States begin to mandate mental health education
Wednesday, January 02, 2019
The Centers for Disease Control and Prevention reported that more than 47,000 Americans killed themselves in 2017. The suicide rate has climbed 33 percent in the last two decades and lowered U.S. life expectancy. Suicide is now considered a public health emergency; it is the 10th leading cause of death in the U.S.
Additionally, a Vanderbilt University study reported that between 2007 and 2014 suicides among preteens have doubled in number, while hospital admissions for students between 5-17 years of age with suicidal thoughts increased.
Experts state that an overwhelming majority of our youth who commit suicide, over 90 percent, suffer from depression or other diagnosable forms of mental illness. Students who have some kind of mental illness are less likely to succeed in school as well.

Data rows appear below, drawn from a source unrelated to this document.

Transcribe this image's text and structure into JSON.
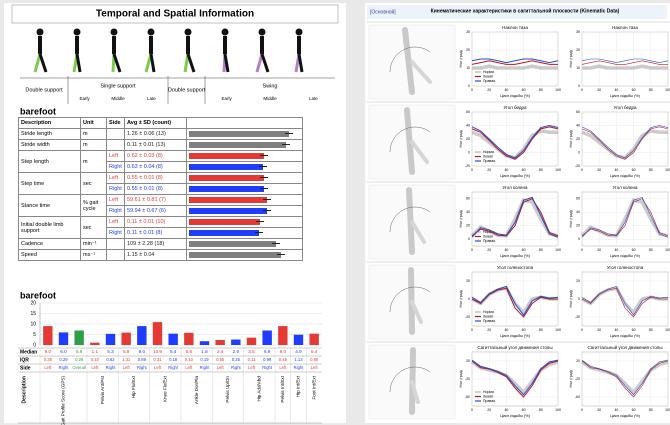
{
  "left_page": {
    "title": "Temporal and Spatial Information",
    "phases": [
      {
        "label": "Double support",
        "sub": []
      },
      {
        "label": "Single support",
        "sub": [
          "Early",
          "Middle",
          "Late"
        ]
      },
      {
        "label": "Double support",
        "sub": []
      },
      {
        "label": "Swing",
        "sub": [
          "Early",
          "Middle",
          "Late"
        ]
      }
    ],
    "table_title": "barefoot",
    "table": {
      "headers": [
        "Description",
        "Unit",
        "Side",
        "Avg ± SD (count)"
      ],
      "rows": [
        {
          "description": "Stride length",
          "unit": "m",
          "entries": [
            {
              "value": "1.26 ± 0.06 (13)"
            }
          ]
        },
        {
          "description": "Stride width",
          "unit": "m",
          "entries": [
            {
              "value": "0.11 ± 0.01 (13)"
            }
          ]
        },
        {
          "description": "Step length",
          "unit": "m",
          "entries": [
            {
              "side": "Left",
              "value": "0.62 ± 0.03 (8)"
            },
            {
              "side": "Right",
              "value": "0.63 ± 0.04 (8)"
            }
          ]
        },
        {
          "description": "Step time",
          "unit": "sec",
          "entries": [
            {
              "side": "Left",
              "value": "0.55 ± 0.01 (8)"
            },
            {
              "side": "Right",
              "value": "0.55 ± 0.01 (8)"
            }
          ]
        },
        {
          "description": "Stance time",
          "unit": "% gait cycle",
          "entries": [
            {
              "side": "Left",
              "value": "59.61 ± 0.81 (7)"
            },
            {
              "side": "Right",
              "value": "59.94 ± 0.67 (6)"
            }
          ]
        },
        {
          "description": "Initial double limb support",
          "unit": "sec",
          "entries": [
            {
              "side": "Left",
              "value": "0.11 ± 0.01 (10)"
            },
            {
              "side": "Right",
              "value": "0.11 ± 0.01 (8)"
            }
          ]
        },
        {
          "description": "Cadence",
          "unit": "min⁻¹",
          "entries": [
            {
              "value": "109 ± 2.28 (18)"
            }
          ]
        },
        {
          "description": "Speed",
          "unit": "ms⁻¹",
          "entries": [
            {
              "value": "1.15 ± 0.04"
            }
          ]
        }
      ]
    },
    "side_names": [
      "Left",
      "Right",
      "Overall"
    ],
    "side_colors": [
      "#e53935",
      "#1f3cff",
      "#2e9e4a"
    ],
    "chart_title": "barefoot",
    "row_labels": [
      "Median",
      "IQR",
      "Side",
      "Description"
    ]
  },
  "right_page": {
    "tag": "[Основной]",
    "title": "Кинематические характеристики в сагиттальной плоскости (Kinematic Data)"
  },
  "chart_data": [
    {
      "type": "bar",
      "categories": [
        "Gait Profile Score (GPS)",
        null,
        null,
        "Pelvis Ant/Pst",
        null,
        "Hip Flx/Ext",
        null,
        "Knee Flx/Ext",
        null,
        "Ankle Dor/Pla",
        null,
        "Pelvis Up/Dn",
        null,
        "Hip Add/Abd",
        null,
        "Pelvis Int/Ext",
        "Hip Int/Ext",
        "Foot Int/Ext"
      ],
      "sides": [
        "Left",
        "Right",
        "Overall",
        "Left",
        "Right",
        "Left",
        "Right",
        "Left",
        "Right",
        "Left",
        "Right",
        "Left",
        "Right",
        "Left",
        "Right",
        "Left",
        "Right",
        "Left"
      ],
      "values": [
        9,
        6,
        6.9,
        1.1,
        5.3,
        5.9,
        9,
        10.9,
        5.4,
        5.8,
        1.8,
        2.4,
        2.6,
        3.5,
        6.9,
        9,
        4.9,
        5.4
      ],
      "value_labels": [
        "9.0",
        "6.0",
        "6.9",
        "1.1",
        "5.3",
        "5.9",
        "9.0",
        "10.9",
        "5.4",
        "5.8",
        "1.8",
        "2.4",
        "2.6",
        "3.5",
        "6.9",
        "9.0",
        "4.9",
        "5.4"
      ],
      "iqr": [
        "0.35",
        "0.29",
        "0.28",
        "0.10",
        "0.62",
        "1.31",
        "0.89",
        "0.31",
        "0.18",
        "0.10",
        "0.19",
        "0.55",
        "0.25",
        "0.11",
        "0.99",
        "0.45",
        "1.13",
        "0.80"
      ],
      "ylim": [
        0,
        20
      ],
      "yticks": [
        0,
        5,
        10,
        15,
        20
      ],
      "grid": true
    },
    {
      "type": "line",
      "title": "Наклон таза",
      "xlabel": "Цикл ходьбы (%)",
      "ylabel": "Угол (град)",
      "x": [
        0,
        10,
        20,
        30,
        40,
        50,
        60,
        70,
        80,
        90,
        100
      ],
      "xlim": [
        0,
        100
      ],
      "xticks": [
        0,
        20,
        40,
        60,
        80,
        100
      ],
      "ylim": [
        0,
        30
      ],
      "yticks": [
        0,
        10,
        20,
        30
      ],
      "series": [
        {
          "name": "Норма",
          "color": "#b5b5b5",
          "values": [
            10,
            10,
            11,
            10,
            10,
            10,
            10,
            11,
            10,
            10,
            10
          ]
        },
        {
          "name": "Левая",
          "color": "#c0151b",
          "values": [
            12,
            13,
            14,
            13,
            12,
            12,
            13,
            14,
            13,
            12,
            12
          ]
        },
        {
          "name": "Правая",
          "color": "#1f4fd1",
          "values": [
            14,
            15,
            15,
            14,
            13,
            14,
            15,
            15,
            14,
            13,
            14
          ]
        }
      ]
    },
    {
      "type": "line",
      "title": "Угол бедра",
      "xlabel": "Цикл ходьбы (%)",
      "ylabel": "Угол (град)",
      "x": [
        0,
        10,
        20,
        30,
        40,
        50,
        60,
        70,
        80,
        90,
        100
      ],
      "xlim": [
        0,
        100
      ],
      "xticks": [
        0,
        20,
        40,
        60,
        80,
        100
      ],
      "ylim": [
        -20,
        60
      ],
      "yticks": [
        -20,
        0,
        20,
        40,
        60
      ],
      "series": [
        {
          "name": "Норма",
          "color": "#b5b5b5",
          "values": [
            30,
            25,
            15,
            5,
            -5,
            -8,
            5,
            25,
            32,
            30,
            30
          ]
        },
        {
          "name": "Левая",
          "color": "#c0151b",
          "values": [
            35,
            30,
            18,
            5,
            -5,
            -10,
            0,
            20,
            35,
            38,
            35
          ]
        },
        {
          "name": "Правая",
          "color": "#1f4fd1",
          "values": [
            38,
            32,
            20,
            8,
            -3,
            -8,
            3,
            22,
            37,
            40,
            37
          ]
        }
      ]
    },
    {
      "type": "line",
      "title": "Угол колена",
      "xlabel": "Цикл ходьбы (%)",
      "ylabel": "Угол (град)",
      "x": [
        0,
        10,
        20,
        30,
        40,
        50,
        60,
        70,
        80,
        90,
        100
      ],
      "xlim": [
        0,
        100
      ],
      "xticks": [
        0,
        20,
        40,
        60,
        80,
        100
      ],
      "ylim": [
        -10,
        70
      ],
      "yticks": [
        0,
        20,
        40,
        60
      ],
      "series": [
        {
          "name": "Норма",
          "color": "#b5b5b5",
          "values": [
            5,
            18,
            12,
            6,
            5,
            30,
            58,
            55,
            30,
            8,
            5
          ]
        },
        {
          "name": "Левая",
          "color": "#c0151b",
          "values": [
            5,
            15,
            12,
            6,
            5,
            20,
            55,
            60,
            40,
            10,
            5
          ]
        },
        {
          "name": "Правая",
          "color": "#1f4fd1",
          "values": [
            3,
            17,
            14,
            8,
            6,
            25,
            58,
            62,
            35,
            8,
            3
          ]
        }
      ]
    },
    {
      "type": "line",
      "title": "Угол голеностопа",
      "xlabel": "Цикл ходьбы (%)",
      "ylabel": "Угол (град)",
      "x": [
        0,
        10,
        20,
        30,
        40,
        50,
        60,
        70,
        80,
        90,
        100
      ],
      "xlim": [
        0,
        100
      ],
      "xticks": [
        0,
        20,
        40,
        60,
        80,
        100
      ],
      "ylim": [
        -30,
        30
      ],
      "yticks": [
        -20,
        0,
        20
      ],
      "series": [
        {
          "name": "Норма",
          "color": "#b5b5b5",
          "values": [
            0,
            -5,
            5,
            10,
            12,
            -5,
            -15,
            0,
            2,
            0,
            0
          ]
        },
        {
          "name": "Левая",
          "color": "#c0151b",
          "values": [
            0,
            -5,
            5,
            10,
            12,
            -10,
            -20,
            -5,
            2,
            0,
            0
          ]
        },
        {
          "name": "Правая",
          "color": "#1f4fd1",
          "values": [
            2,
            -4,
            6,
            11,
            14,
            -5,
            -18,
            -2,
            3,
            1,
            2
          ]
        }
      ]
    },
    {
      "type": "line",
      "title": "Сагиттальный угол движения стопы",
      "xlabel": "Цикл ходьбы (%)",
      "ylabel": "Угол (град)",
      "x": [
        0,
        10,
        20,
        30,
        40,
        50,
        60,
        70,
        80,
        90,
        100
      ],
      "xlim": [
        0,
        100
      ],
      "xticks": [
        0,
        20,
        40,
        60,
        80,
        100
      ],
      "ylim": [
        -80,
        40
      ],
      "yticks": [
        -60,
        -20,
        20
      ],
      "series": [
        {
          "name": "Норма",
          "color": "#b5b5b5",
          "values": [
            18,
            5,
            0,
            -5,
            -12,
            -30,
            -50,
            -25,
            0,
            12,
            18
          ]
        },
        {
          "name": "Левая",
          "color": "#c0151b",
          "values": [
            20,
            5,
            2,
            -5,
            -15,
            -40,
            -60,
            -35,
            0,
            15,
            20
          ]
        },
        {
          "name": "Правая",
          "color": "#1f4fd1",
          "values": [
            22,
            8,
            3,
            -3,
            -12,
            -35,
            -55,
            -30,
            3,
            18,
            22
          ]
        }
      ]
    }
  ]
}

With such ominous statistics staring us in the face, it is high time we have straight talk with our children about mental health.
New York and Virginia have become the first states to mandate that schools include mental health education in their curriculums. It is a step in the right direction, and other states should follow suit.
It’s never too early to learn, and these states have rightly identified that this knowledge is best absorbed when kids are young. Learning about mental health will increase students’ ability to recognize signs in themselves and others and get help in time.
The New York legislation was enacted in 2018 though it was written and presented as early as 2015. It mandates that mental health will be part of the overall K-12 health curriculum.
Virginia’s law, enacted in fall, mandates mental health education for the first two years of high school. Even though it does not address younger children, it is a still touching the crucial time in the lives of teenagers.
According to Mental Health America, 11 percent of youth ages 12 to 17 reported experiencing at least one major depressive episode in 2017. These new education requirements will open up a dialogue about mental health and hopefully combat the stigma around the topic.
In both states, the boards of education will work in tandem with mental health experts to incorporate core concepts into the mental health curriculum. The updated education standards will show students how mental health is related to substance abuse and other negative coping behaviors.
It is important to know and recognize the multiple dimensions of health, which include not just mental health but its relation to physical well-being.
Schools like Oceanside Middle School in New York have already incorporated this strategy in the hope of erasing the stigma associated with mental illness. Its way of doing so, through a schoolwide read-aloud program, is very innovative.
The school is using its state grant to select and include books that strike the right balance between education, awareness and student safety. Stories can help students absorb the concepts, recognize signs and know who to turn to when they or their friends need help.